Les traders obligataires parient désormais sur une hausse des taux de la Réserve fédérale d'ici la fin de l'année, un revirement brutal alimenté par des commentaires officiels bellicistes et un changement de direction.
Les traders obligataires parient désormais sur une hausse des taux de la Réserve fédérale d'ici la fin de l'année, un revirement brutal alimenté par des commentaires officiels bellicistes et un changement de direction.

Les traders obligataires ont entièrement intégré au moins une hausse des taux d'intérêt de 25 points de base d'ici la fin de 2026, convaincus que le futur président de la Réserve fédérale, Kevin Warsh, devra agir de manière décisive pour contenir une inflation persistante. Le mouvement sur le marché des swaps de taux d'intérêt s'est consolidé vendredi après que le gouverneur de la Fed, Christopher Waller, a déclaré que les chances que le prochain mouvement de la banque centrale soit une hausse étaient équivalentes à celles d'une baisse, un changement de ton significatif.

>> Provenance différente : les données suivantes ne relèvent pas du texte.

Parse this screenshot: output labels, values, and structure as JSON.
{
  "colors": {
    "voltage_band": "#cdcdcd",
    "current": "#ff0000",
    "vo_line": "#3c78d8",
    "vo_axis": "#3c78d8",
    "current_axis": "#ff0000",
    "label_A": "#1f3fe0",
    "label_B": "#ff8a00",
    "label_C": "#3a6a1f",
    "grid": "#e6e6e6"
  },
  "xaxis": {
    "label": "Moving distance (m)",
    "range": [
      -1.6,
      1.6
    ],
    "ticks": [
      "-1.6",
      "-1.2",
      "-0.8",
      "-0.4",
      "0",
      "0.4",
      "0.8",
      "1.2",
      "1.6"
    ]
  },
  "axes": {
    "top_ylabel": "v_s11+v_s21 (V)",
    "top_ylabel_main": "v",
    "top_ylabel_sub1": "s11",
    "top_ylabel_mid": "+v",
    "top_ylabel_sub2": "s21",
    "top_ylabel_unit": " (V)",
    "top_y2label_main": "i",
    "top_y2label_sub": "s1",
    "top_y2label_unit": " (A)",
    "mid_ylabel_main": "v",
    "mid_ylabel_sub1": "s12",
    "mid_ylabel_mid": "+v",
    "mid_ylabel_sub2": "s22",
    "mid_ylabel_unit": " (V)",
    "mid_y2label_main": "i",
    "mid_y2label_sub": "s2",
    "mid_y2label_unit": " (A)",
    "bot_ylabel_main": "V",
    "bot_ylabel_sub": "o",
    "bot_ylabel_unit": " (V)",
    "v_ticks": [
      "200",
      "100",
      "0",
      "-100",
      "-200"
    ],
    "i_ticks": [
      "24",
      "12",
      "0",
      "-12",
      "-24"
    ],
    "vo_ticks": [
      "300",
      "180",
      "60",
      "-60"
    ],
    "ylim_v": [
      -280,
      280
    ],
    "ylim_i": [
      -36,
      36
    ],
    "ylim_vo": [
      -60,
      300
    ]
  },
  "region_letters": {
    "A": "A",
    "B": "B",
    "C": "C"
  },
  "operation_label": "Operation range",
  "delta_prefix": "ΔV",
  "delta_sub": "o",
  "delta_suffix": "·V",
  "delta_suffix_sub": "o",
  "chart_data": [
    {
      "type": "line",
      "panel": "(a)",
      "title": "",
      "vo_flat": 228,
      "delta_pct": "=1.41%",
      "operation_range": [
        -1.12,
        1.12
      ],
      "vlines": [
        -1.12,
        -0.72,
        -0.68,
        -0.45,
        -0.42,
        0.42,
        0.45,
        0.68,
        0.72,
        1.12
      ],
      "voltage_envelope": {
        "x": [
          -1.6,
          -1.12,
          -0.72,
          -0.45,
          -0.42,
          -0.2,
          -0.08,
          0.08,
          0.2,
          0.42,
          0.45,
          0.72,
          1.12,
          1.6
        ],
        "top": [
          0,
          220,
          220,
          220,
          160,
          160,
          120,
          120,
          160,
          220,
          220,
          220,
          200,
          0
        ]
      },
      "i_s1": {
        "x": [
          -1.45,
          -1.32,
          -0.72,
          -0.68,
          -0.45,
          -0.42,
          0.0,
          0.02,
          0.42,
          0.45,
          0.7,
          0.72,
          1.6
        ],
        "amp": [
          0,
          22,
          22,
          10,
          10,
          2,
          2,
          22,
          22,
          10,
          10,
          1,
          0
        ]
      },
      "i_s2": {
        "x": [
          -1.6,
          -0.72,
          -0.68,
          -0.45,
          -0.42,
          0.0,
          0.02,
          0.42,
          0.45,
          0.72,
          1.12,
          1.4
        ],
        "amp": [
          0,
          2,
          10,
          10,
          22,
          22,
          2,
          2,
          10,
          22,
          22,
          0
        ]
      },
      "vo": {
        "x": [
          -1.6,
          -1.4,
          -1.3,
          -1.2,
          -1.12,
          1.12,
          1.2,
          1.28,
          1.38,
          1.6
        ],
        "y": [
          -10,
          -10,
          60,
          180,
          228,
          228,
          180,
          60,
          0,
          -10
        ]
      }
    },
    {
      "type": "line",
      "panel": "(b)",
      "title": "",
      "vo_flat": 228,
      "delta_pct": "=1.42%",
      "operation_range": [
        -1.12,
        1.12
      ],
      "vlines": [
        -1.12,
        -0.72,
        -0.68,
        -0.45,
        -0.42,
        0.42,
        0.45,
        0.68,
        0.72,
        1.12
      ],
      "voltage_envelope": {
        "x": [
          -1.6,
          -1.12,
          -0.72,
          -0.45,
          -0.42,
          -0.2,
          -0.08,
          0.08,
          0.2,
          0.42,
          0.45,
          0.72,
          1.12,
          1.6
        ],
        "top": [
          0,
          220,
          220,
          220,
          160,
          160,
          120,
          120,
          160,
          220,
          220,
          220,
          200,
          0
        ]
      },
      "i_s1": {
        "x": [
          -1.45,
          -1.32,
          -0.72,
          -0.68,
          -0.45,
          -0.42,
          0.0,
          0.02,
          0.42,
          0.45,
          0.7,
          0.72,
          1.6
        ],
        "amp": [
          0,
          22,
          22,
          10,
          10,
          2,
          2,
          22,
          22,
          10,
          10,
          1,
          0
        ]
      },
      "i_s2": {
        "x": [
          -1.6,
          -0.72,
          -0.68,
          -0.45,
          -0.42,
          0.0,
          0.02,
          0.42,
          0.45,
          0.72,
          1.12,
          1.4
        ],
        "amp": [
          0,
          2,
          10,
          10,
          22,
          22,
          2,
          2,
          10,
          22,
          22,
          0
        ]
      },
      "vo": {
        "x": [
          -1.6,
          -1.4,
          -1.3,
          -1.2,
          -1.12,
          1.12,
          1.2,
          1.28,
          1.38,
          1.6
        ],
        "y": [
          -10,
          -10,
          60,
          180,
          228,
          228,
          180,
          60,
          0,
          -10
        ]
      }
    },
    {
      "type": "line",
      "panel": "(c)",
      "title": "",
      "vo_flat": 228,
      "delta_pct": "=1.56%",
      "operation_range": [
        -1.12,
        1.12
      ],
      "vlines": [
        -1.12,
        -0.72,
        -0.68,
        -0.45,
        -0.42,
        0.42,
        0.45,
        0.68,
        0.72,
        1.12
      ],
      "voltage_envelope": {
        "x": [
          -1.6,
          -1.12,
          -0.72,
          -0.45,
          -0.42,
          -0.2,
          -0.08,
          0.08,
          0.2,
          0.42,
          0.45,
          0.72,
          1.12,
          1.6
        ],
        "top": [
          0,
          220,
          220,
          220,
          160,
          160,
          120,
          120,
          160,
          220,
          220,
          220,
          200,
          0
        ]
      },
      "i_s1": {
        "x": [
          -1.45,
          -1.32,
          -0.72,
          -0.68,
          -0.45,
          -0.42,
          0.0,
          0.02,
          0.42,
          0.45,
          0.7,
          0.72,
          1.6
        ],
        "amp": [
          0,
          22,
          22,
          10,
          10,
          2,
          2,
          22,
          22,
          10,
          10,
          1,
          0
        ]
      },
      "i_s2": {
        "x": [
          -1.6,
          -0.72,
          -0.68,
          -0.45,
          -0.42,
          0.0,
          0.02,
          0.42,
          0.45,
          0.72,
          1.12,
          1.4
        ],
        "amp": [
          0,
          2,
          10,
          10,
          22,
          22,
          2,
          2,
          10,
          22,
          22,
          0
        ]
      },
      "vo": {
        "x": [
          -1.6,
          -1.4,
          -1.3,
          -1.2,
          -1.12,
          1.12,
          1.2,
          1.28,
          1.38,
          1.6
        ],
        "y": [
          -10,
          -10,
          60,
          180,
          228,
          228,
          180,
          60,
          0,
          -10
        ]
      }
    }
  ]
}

« Avec une inflation supérieure à notre objectif de 2 % depuis plus de cinq ans maintenant, il convient de se demander si l'impact cumulatif de tant de vagues risque de desserrer l'ancrage », a déclaré le président de la Fed de Richmond, Thomas Barkin, lors d'un discours en Caroline du Nord jeudi. « Pour moi, tout dépend de ce que les entreprises, les consommateurs et les attentes d'inflation peuvent supporter. »
La réaction du marché a été rapide et décisive. Le rendement du Trésor américain à deux ans, baromètre clé des attentes en matière de taux d'intérêt, a bondi de plus de trois points de base pour clôturer à 4,12 %. Le dollar américain s'est également renforcé par rapport à un panier de devises majeures. Ce changement de prix reflète la ferme conviction que le taux directeur de la Fed, maintenu dans une fourchette de 5,25 % à 5,50 % depuis juillet 2023, est désormais plus susceptible de monter que de descendre.
Ce changement remet directement en cause les hypothèses antérieures du marché sur un pivot accommodant de la Fed et teste la crédibilité de la banque centrale sous une nouvelle direction. Avec Warsh, perçu comme un faucon, attendu à la barre, les traders parient que l'ère de la politique accommodante est définitivement terminée, augmentant les enjeux pour les coûts d'emprunt et l'activité économique globale avant la prochaine réunion du FOMC.
Le catalyseur du recalibrage de vendredi a été les remarques du gouverneur Waller, qui a explicitement ouvert la porte à un nouveau resserrement. En affirmant que la probabilité d'une hausse ou d'une baisse était égale, il a effectivement démantelé les espoirs persistants du marché d'un assouplissement imminent. Cela a envoyé un signal clair que la banque centrale reste profondément préoccupée par l'inflation et est prête à agir, même après une longue pause.
Ce sentiment est amplifié par la confirmation attendue de Kevin Warsh comme prochain président de la Fed. Warsh est perçu par les acteurs du marché comme ayant une disposition nettement plus belliciste que son prédécesseur. Les traders interprètent sa nomination comme le signe que la priorité de la Fed basculera de manière décisive vers le contrôle de l'inflation, même au risque d'une croissance économique plus lente. Le marché intègre donc préventivement une trajectoire politique alignée sur cette position plus agressive.
Les conséquences de ce changement de prix belliciste s'étendent au-delà du marché obligataire. Un dollar américain plus fort, propulsé par la perspective de taux d'intérêt domestiques plus élevés, crée des vents contraires pour les multinationales et peut durcir les conditions financières pour les marchés émergents. La hausse des rendements du Trésor pèse également sur les valorisations boursières, en particulier pour les secteurs de la croissance et de la technologie qui sont plus sensibles aux variations des coûts d'emprunt. Le marché passe d'un environnement « d'achat généralisé » alimenté par les attentes de baisse de taux à un environnement plus sélectif où les taux élevés à long terme sont une considération primaire.
Cet article est à titre informatif uniquement et ne constitue pas un conseil en investissement.